Bénéfices distribués et reportés
Sur les 76 milliards de bénéfices réalisés en 2011, 10 ont été affectés aux capitaux propres, 30 ont été distribués aux actionnaires et autres ayants-droit et le solde a été reporté. L’on obtient ainsi un taux de distribution de 40 % qui remonte à 52 % si l’on fait abstraction des résultats d’AB Inbev. Le même calcul effectué sur cinq exercices fait apparaître le même pourcentage : 52 %. Bref, une moitié des bénéfices reste dans l’entreprise ce qui donne pour sociétés de notre Top un montant à reporter de 157 milliards.

Il s’agit évidemment d’une moyenne et d’une année à l’autre, les pourcentages distribués ne sont pas identiques. Il en va de même selon les secteurs. Les entreprises chimiques, par exemple, ont distribué en 2011 moitié moins que les entreprises de construction : 27 % contre 55 %, et les sociétés de distribution qui dans le cas présent semblent justifier leur appellation encore davantage : 64 %.

La même diversité se retrouve au niveau régional. La distribution des bénéfices est plus généreuse en Flandre (49 %) qu’à Bruxelles (33 %) ou en Wallonie (31 %). Abstraction faite des résultats d’AB Inbev, le pourcentage de bénéfices distribués à Bruxelles remonte toutefois à 52 %. C’est à Bruxelles que se trouve, grâce à AB Inbev, concentré l’essentiel des bénéfices du pays : 41 milliards contre 29 pour la Flandre et six pour la Wallonie. Calculée sur cinq ans, la quote-part relative des régions s’établit à 47 % pour Bruxelles, 43 % pour la Flandre et 9 % pour la Wallonie.
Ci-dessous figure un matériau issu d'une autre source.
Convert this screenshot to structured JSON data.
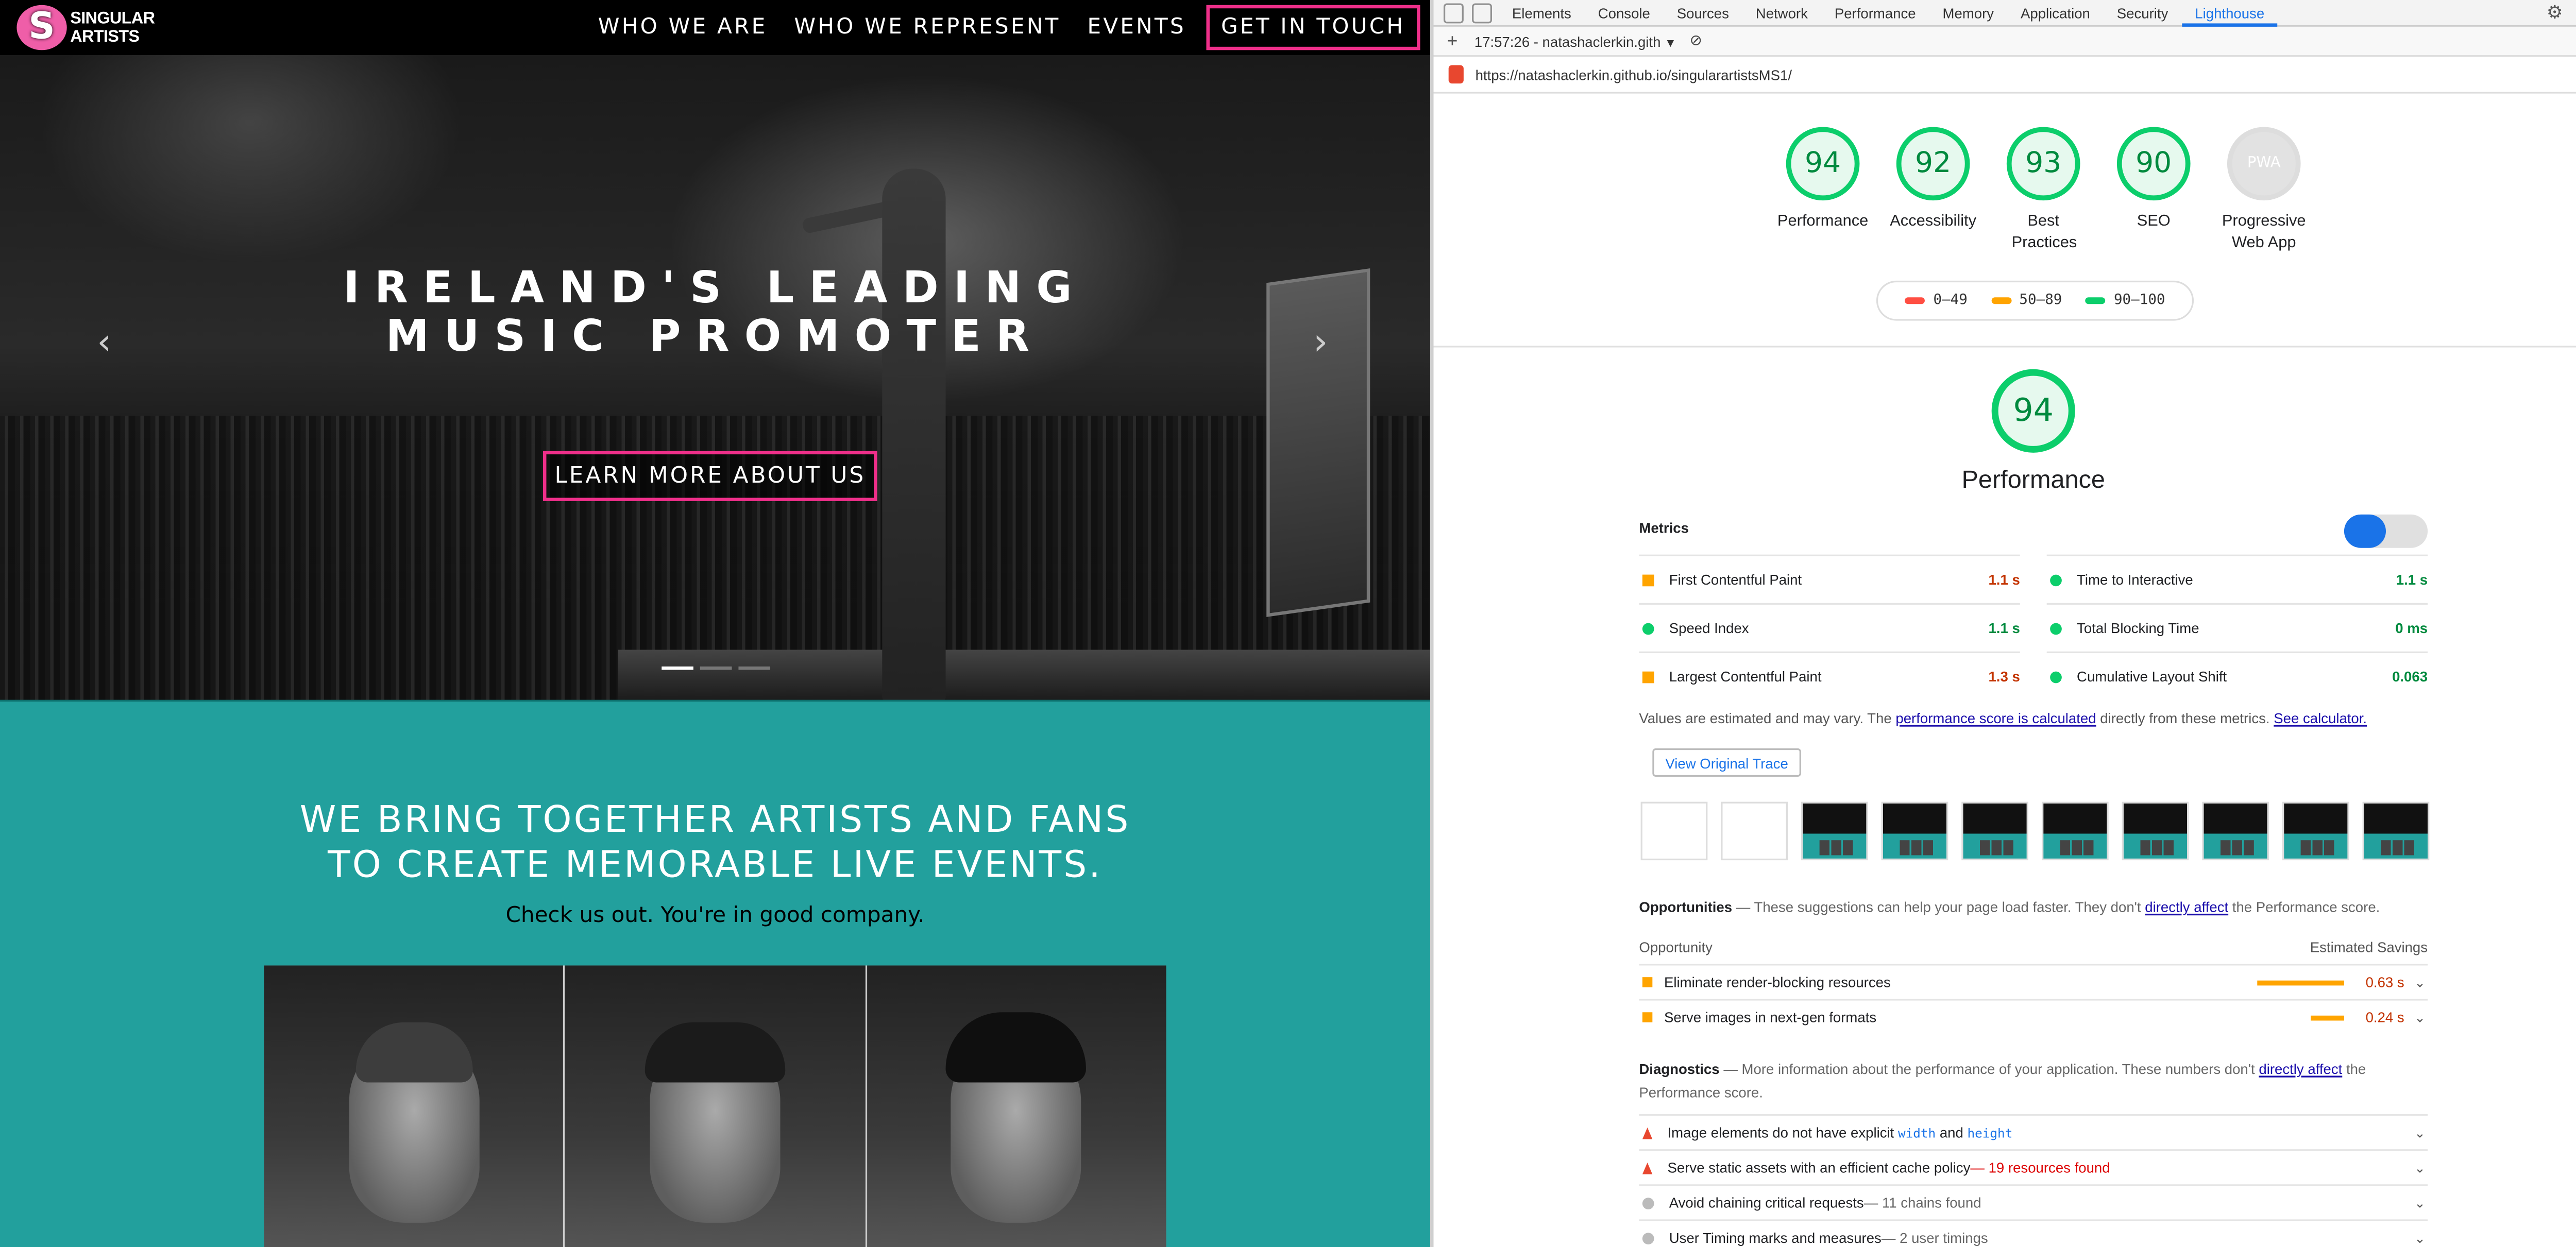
{
  "site": {
    "logo_letter": "S",
    "logo_line1": "SINGULAR",
    "logo_line2": "ARTISTS",
    "nav": [
      "WHO WE ARE",
      "WHO WE REPRESENT",
      "EVENTS",
      "GET IN TOUCH"
    ],
    "hero_line1": "IRELAND'S LEADING",
    "hero_line2": "MUSIC PROMOTER",
    "hero_button": "LEARN MORE ABOUT US",
    "prev_arrow": "‹",
    "next_arrow": "›",
    "carousel_active_index": 0,
    "tagline_line1": "WE BRING TOGETHER ARTISTS AND FANS",
    "tagline_line2": "TO CREATE MEMORABLE LIVE EVENTS.",
    "subtext": "Check us out. You're in good company.",
    "colors": {
      "accent": "#ef2f8a",
      "teal": "#22a09d"
    }
  },
  "devtools": {
    "tabs": [
      "Elements",
      "Console",
      "Sources",
      "Network",
      "Performance",
      "Memory",
      "Application",
      "Security",
      "Lighthouse"
    ],
    "selected_tab": "Lighthouse",
    "report_time": "17:57:26 - natashaclerkin.gith",
    "url": "https://natashaclerkin.github.io/singularartistsMS1/",
    "scores": [
      {
        "value": "94",
        "label": "Performance"
      },
      {
        "value": "92",
        "label": "Accessibility"
      },
      {
        "value": "93",
        "label": "Best Practices"
      },
      {
        "value": "90",
        "label": "SEO"
      },
      {
        "value": "PWA",
        "label": "Progressive Web App"
      }
    ],
    "legend": [
      "0–49",
      "50–89",
      "90–100"
    ],
    "legend_colors": [
      "#ff4e42",
      "#ffa400",
      "#0cce6b"
    ],
    "perf_score": "94",
    "perf_title": "Performance",
    "metrics_title": "Metrics",
    "metrics": [
      {
        "label": "First Contentful Paint",
        "value": "1.1 s",
        "shape": "square",
        "color": "orange"
      },
      {
        "label": "Time to Interactive",
        "value": "1.1 s",
        "shape": "circle",
        "color": "green"
      },
      {
        "label": "Speed Index",
        "value": "1.1 s",
        "shape": "circle",
        "color": "green"
      },
      {
        "label": "Total Blocking Time",
        "value": "0 ms",
        "shape": "circle",
        "color": "green"
      },
      {
        "label": "Largest Contentful Paint",
        "value": "1.3 s",
        "shape": "square",
        "color": "orange"
      },
      {
        "label": "Cumulative Layout Shift",
        "value": "0.063",
        "shape": "circle",
        "color": "green"
      }
    ],
    "note_prefix": "Values are estimated and may vary. The ",
    "note_link1": "performance score is calculated",
    "note_mid": " directly from these metrics. ",
    "note_link2": "See calculator.",
    "trace_button": "View Original Trace",
    "opportunities_title": "Opportunities",
    "opportunities_desc": " — These suggestions can help your page load faster. They don't ",
    "opportunities_link": "directly affect",
    "opportunities_tail": " the Performance score.",
    "opp_col1": "Opportunity",
    "opp_col2": "Estimated Savings",
    "opportunities": [
      {
        "label": "Eliminate render-blocking resources",
        "savings": "0.63 s",
        "bar_fraction": 1.0
      },
      {
        "label": "Serve images in next-gen formats",
        "savings": "0.24 s",
        "bar_fraction": 0.38
      }
    ],
    "diagnostics_title": "Diagnostics",
    "diagnostics_desc": " — More information about the performance of your application. These numbers don't ",
    "diagnostics_link": "directly affect",
    "diagnostics_tail": " the Performance score.",
    "diagnostics": [
      {
        "pre": "Image elements do not have explicit ",
        "code1": "width",
        "mid": " and ",
        "code2": "height",
        "post": ""
      },
      {
        "pre": "Serve static assets with an efficient cache policy",
        "post": " — 19 resources found"
      },
      {
        "pre": "Avoid chaining critical requests",
        "post": " — 11 chains found"
      },
      {
        "pre": "User Timing marks and measures",
        "post": " — 2 user timings"
      }
    ]
  }
}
On peut disserter à perdre haleine sur le surpoids offert à Bruxelles par la concentration sur son territoire de sièges sociaux d’entreprises en réalité actives dans l’une ou l’autre Région du pays, voire les deux, il n’en demeure pas moins que dans tous les cas de figure, la quote-part de la Wallonie reste congrue : 8 % pour 2011 et 9 % pour les cinq dernières années.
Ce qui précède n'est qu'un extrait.